O consórcio das duas instalações recebeu o batismo um tanto enigmático de Cidade e seu duplo. Citar o pequeno texto que consta do catálogo da época é uma boa forma de explicar o sentido geral da obra, a partir de três referências: o mito de Sísifo, o adágio de Ovídio em Metamorfoses, e o texto magnífico de Sigmund Freud sobre o Estranho.
“Tempus edax rerum... O tempo que a tudo consome, corroendo, corrompendo, triturando. Veritas filia temporis... E o tempo que se projeta no território, soerguendo a terra, difundindo luminosidades e sombras. Entre eles, o homem empurrando a pedra colina acima, que rolará novamente, indiferente ao suor, solícita aos apelos da gravidade. Civilizações. Depois, as ruínas. Sortes distintas para homens sempre iguais ou mesma fortuna para homens muito diferentes? O estranho muitas vezes é o familiar escuso. ‘Heimlich (familiar) – diz Freud – é uma voz cuja acepção evolui até a ambivalência, até que termina por coincidir com a de sua antítese, Unheimlich (estranho). Unheimlich é uma espécie de Heimlich’.” (4)

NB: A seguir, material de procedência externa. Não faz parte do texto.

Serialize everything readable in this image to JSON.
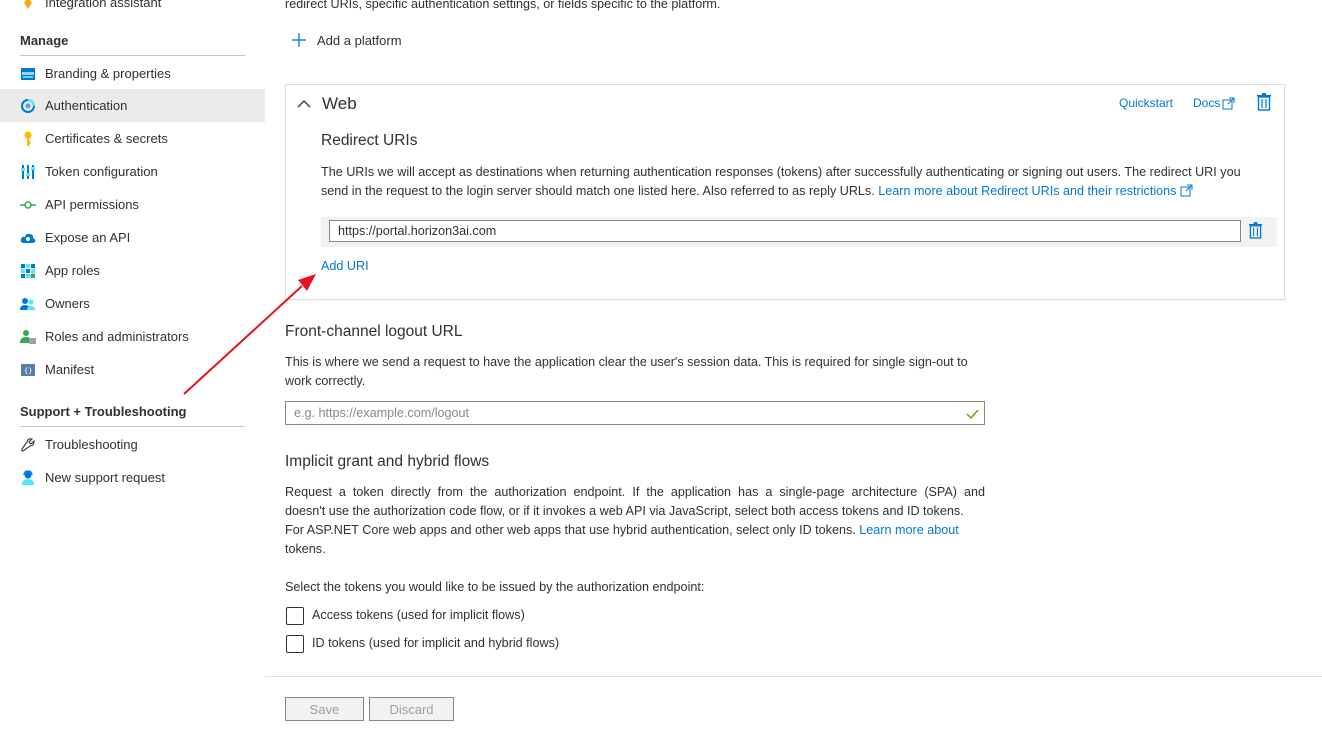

Em 1994, a convite de Nelson Brissac, aconteceu o primeiro encontro entre Abilio Guerra, Marco do Valle e Guto Lacaz durante os preparativos e realização do Arte/cidade 2 – a cidade e seus fluxos. No dia 15 de agosto de 2015, pouco mais de vinte anos depois, recebo os dois para um café na abertura da programação do projeto Marieta. Vamos ter alguns assuntos em comum para recordar e muitas informações novas a atualizar (5).
notas
1
Os enormes custos envolvidos e a operação logística complicadíssima para transportar um robô de indústria automobilística pesando 10 toneladas até o sétimo pavimento demandou uma incrível determinação por parte de pessoas e instituições envolvidas. O robô, emprestado pela empresa DFV Telecomunicações e Informática S/A, só foi capaz de desenhar e apagar na areia graças à programação desenvolvida em empresa de alta tecnologia de Campinas e ao empenho dos engenheiros responsáveis. O sistema de segurança para desligar o robô em caso de invasão do seu campo de ação foi desenvolvido pelo engenheiro Luiz Pirola.
2
O projeto da passarela-ponte foi desenvolvido por Abilio Guerra e Marco do Valle em Veneza, com a valiosa colaboração do arquiteto Renato Anelli, que residia na cidade com bolsa-sanduíche de sua pesquisa de doutorado, dentro do programa de pós do Istituto Universitario di Architettura di Venezia – IUAV.
3
Durante as discussões coletivas, a presença de outros artistas com apostas tecnológicas – casos específicos de José Wagner Garcia, Walter Silveira e Wilson Sukorski – e a particular contribuição de Gisele Beiguelman, do Comitê de Organização, acabou se desdobrando em um CD-Rom com obras desenvolvidas especificamente para este suporte, resultando no primeiro CD-Rom artístico produzido no Brasil.
4
GUERRA, Abilio; VALLE, Marco. Cidade e seu Duplo. In BRISSAC, Nelson (curador). Arte/cidade – a cidade e seus fluxos. São Paulo, Marca d’Água/Secretaria de Estado da Cultura de São Paulo, 1994.
5
“Café com Guerra”. Guto Lacaz e Marco do Valle batem um papo descontraído e tomam café́ com Abilio Guerra, 15 ago. 2015, a partir das 10h. Filmagem do episodio #0 com direção dos Irmãos Guerra. Programação disponível no link http://www.vitruvius.com.br/jornal/events/read/1460.
sobre o autor
Abilio Guerra é professor de graduação e pós-graduação da FAU Mackenzie e editor, com Silvana Romano Santos, do portal Vitruvius e da Romano Guerra Editora.